I have my brain back. I am no longer a complete forgetful idiot. I get jokes when I hear them, not after a five second delay. Sleeping and dreams are so enjoyable again (I failed to mention I was on Ambien for four years). I can actually go to bed without pills and fall asleep. What a concept! And wake up when I want to not when the drug wears off. I LIKE my bed (and for an insomniac that's a very meaningful thing to say). Food tastes normal again. I can drink and enjoy wine (it always tasted bad on meds). But most of all, my personality is back.

It's not all rosy. I am still trying to dump the 50 LBs I gained on meds. I still get irrationally anxious about my specific triggers. I call these things my battle scars from five years of med hell. And no, I am not anti-med. It clearly saved me five years ago (though, in retrospect, I think a supernanny, a cook and a housekeeper until my baby was 1 and weaned would have "cured" me as well. Or maybe a different husband through the whole thing, you know, one that doesn't travel 50% of the time. but I digress....).

So if you're in the early stages of withdrawal, take heart.
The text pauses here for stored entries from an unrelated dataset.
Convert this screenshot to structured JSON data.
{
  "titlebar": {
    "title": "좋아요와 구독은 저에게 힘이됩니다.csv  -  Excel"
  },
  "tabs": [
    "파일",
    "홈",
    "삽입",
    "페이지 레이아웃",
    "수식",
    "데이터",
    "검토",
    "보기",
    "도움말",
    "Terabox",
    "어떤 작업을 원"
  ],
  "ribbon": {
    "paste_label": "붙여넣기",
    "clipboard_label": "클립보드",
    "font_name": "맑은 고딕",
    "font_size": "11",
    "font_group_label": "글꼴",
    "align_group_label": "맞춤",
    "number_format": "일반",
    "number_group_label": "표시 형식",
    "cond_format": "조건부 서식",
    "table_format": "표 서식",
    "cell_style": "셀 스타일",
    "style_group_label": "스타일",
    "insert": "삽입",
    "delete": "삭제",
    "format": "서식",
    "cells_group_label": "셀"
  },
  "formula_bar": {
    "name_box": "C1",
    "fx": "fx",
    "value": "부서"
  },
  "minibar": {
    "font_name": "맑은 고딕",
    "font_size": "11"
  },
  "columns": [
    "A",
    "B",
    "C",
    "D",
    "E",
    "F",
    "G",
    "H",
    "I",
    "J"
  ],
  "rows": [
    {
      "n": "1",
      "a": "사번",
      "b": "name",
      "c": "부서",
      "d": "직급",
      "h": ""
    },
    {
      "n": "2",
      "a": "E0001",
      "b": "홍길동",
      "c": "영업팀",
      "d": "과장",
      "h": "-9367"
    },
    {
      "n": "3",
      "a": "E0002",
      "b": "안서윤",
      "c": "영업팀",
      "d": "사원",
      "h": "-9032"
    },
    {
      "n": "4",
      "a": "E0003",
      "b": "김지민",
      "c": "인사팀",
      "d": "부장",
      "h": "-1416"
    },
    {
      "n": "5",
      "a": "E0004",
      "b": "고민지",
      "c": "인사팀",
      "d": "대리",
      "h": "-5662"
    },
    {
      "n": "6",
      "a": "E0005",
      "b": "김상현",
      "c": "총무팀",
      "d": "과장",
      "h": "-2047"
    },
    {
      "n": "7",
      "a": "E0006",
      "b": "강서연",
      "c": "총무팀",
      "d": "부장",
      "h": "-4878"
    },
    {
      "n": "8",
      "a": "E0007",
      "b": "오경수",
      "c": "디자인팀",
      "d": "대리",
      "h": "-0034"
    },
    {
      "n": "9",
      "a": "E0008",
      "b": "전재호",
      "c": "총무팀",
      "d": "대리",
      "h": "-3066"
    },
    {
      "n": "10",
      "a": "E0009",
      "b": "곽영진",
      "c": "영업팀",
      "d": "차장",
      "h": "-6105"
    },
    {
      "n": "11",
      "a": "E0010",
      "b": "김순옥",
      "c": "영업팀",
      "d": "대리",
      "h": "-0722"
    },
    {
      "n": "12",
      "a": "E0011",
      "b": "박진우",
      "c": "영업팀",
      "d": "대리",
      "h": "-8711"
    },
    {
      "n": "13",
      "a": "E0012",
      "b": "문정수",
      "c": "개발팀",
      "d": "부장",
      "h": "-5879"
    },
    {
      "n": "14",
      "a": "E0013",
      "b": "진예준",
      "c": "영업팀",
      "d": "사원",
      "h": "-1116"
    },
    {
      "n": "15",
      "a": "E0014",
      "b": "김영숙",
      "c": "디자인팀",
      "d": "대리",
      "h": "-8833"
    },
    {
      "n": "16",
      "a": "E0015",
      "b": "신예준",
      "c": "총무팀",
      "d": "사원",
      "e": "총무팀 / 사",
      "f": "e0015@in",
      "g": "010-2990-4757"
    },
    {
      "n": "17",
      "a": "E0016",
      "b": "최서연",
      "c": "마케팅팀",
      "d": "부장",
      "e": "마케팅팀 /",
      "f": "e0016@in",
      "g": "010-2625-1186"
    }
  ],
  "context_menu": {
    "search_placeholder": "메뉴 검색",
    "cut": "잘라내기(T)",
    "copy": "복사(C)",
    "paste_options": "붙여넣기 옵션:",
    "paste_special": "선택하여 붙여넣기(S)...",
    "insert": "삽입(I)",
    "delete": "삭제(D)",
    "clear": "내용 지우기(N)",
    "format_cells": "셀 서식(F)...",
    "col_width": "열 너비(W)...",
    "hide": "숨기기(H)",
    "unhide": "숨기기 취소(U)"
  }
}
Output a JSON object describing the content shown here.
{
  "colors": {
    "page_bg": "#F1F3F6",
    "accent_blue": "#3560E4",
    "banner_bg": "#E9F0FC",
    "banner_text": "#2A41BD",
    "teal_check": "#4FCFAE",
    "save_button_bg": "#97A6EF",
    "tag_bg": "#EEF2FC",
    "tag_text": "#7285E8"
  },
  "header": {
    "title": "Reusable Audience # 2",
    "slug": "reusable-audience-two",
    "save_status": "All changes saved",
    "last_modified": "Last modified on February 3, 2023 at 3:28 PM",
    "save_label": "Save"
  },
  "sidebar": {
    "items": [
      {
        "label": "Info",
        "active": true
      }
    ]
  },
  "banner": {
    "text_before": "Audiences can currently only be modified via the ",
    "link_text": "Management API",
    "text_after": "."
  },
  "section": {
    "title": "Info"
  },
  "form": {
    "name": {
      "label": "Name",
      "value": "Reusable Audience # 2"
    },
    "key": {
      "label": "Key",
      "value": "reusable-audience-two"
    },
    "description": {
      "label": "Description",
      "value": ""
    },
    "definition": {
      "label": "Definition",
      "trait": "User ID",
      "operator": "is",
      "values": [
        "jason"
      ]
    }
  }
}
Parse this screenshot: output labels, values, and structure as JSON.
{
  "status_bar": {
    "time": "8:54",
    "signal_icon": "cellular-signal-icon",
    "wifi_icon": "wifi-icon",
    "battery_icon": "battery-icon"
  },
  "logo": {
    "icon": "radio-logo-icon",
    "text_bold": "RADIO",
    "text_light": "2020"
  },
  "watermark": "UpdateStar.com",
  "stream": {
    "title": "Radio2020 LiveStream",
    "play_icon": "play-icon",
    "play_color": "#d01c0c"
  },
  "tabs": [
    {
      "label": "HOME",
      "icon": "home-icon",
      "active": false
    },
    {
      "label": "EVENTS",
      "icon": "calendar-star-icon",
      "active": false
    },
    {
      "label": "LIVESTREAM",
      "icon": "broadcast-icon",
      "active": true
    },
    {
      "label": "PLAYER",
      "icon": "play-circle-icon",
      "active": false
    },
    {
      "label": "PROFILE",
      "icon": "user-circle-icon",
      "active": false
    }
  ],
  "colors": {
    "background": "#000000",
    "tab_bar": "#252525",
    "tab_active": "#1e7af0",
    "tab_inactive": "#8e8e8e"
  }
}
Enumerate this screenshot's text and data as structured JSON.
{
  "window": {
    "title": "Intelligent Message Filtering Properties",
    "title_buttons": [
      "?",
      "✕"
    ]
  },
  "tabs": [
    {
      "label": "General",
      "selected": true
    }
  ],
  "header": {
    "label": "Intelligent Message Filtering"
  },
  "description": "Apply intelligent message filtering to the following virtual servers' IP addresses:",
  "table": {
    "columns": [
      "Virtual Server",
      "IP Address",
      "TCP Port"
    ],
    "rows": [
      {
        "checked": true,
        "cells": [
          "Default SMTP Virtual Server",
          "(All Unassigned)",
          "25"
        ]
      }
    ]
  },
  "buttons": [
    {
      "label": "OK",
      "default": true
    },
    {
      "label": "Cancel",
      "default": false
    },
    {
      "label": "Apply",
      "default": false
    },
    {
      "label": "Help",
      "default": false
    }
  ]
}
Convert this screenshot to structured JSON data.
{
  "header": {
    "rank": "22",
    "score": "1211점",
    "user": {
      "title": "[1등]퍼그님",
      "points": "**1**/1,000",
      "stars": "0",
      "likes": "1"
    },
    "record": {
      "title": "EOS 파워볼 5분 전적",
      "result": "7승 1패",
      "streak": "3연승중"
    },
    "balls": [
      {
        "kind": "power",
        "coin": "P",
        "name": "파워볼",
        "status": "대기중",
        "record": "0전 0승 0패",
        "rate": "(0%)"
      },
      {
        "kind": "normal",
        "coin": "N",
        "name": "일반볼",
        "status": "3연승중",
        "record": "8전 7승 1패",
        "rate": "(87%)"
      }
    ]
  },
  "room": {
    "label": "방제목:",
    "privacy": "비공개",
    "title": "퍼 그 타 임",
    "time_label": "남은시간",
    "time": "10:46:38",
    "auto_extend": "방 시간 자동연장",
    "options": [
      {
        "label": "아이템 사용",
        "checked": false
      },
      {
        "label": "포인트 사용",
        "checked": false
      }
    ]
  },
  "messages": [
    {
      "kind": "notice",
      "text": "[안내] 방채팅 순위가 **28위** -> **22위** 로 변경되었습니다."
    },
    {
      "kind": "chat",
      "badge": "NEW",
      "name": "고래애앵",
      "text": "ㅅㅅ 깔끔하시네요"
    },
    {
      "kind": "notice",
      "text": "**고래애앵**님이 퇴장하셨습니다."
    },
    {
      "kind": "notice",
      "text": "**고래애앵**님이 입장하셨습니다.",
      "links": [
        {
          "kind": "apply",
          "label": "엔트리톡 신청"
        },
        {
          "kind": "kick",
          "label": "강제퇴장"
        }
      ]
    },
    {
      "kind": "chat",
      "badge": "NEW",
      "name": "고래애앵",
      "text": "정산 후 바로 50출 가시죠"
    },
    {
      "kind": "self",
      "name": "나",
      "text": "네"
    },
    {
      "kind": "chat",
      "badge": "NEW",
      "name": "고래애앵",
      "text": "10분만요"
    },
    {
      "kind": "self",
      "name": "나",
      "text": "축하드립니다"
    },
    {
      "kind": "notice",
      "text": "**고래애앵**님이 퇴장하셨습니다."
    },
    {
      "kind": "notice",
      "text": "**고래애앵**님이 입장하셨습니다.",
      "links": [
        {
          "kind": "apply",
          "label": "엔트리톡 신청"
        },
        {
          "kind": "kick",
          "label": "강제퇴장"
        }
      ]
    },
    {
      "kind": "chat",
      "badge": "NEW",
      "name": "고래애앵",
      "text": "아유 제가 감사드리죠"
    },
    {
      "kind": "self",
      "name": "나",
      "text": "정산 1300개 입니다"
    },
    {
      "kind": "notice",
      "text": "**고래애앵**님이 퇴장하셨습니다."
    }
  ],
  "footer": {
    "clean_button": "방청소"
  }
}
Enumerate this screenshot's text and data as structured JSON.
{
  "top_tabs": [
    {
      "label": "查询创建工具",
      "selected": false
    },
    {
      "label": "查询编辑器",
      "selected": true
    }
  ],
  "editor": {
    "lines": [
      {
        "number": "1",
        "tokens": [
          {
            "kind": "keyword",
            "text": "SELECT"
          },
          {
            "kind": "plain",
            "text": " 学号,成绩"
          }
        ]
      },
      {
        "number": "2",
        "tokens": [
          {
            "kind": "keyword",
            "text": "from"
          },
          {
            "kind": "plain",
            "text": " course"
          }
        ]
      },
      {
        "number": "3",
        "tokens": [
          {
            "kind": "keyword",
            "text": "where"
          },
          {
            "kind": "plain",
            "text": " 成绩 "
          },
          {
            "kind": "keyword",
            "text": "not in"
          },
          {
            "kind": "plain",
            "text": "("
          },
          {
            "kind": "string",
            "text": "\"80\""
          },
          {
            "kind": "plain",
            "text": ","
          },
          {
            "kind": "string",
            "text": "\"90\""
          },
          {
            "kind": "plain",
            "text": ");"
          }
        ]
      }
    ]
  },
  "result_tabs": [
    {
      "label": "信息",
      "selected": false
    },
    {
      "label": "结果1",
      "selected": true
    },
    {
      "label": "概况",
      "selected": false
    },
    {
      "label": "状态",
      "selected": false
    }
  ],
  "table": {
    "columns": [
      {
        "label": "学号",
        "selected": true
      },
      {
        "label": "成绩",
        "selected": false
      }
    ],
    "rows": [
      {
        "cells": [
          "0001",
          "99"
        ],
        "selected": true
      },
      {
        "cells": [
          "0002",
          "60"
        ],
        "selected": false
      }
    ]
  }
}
For me, the first month was hell, then by 6 weeks I felt moments of myself returning. At 8 weeks, most of the worst of the withdrawal was behind me (still had vertigo - had that for months - still get it when I'm completely stressed & tired) but I could truly function normally. I think by 3 months, I was fine but still cautiously optimistic. But this week was the true test. It has been extraordinarily stressful (my kid's first day at new school - my biggest trigger)and still I was ok. Not perfect, not washed out like I would have been on meds, but normal, real and fine. And I'd rather be normal with all it's ups and downs than a zombie on meds. The hardest thing to get used to is really feeling my emotions. They are not smoothed over or washed out like they were on meds. It takes some getting used to.

I wish you the best on your journey and hope you like what you find at the end.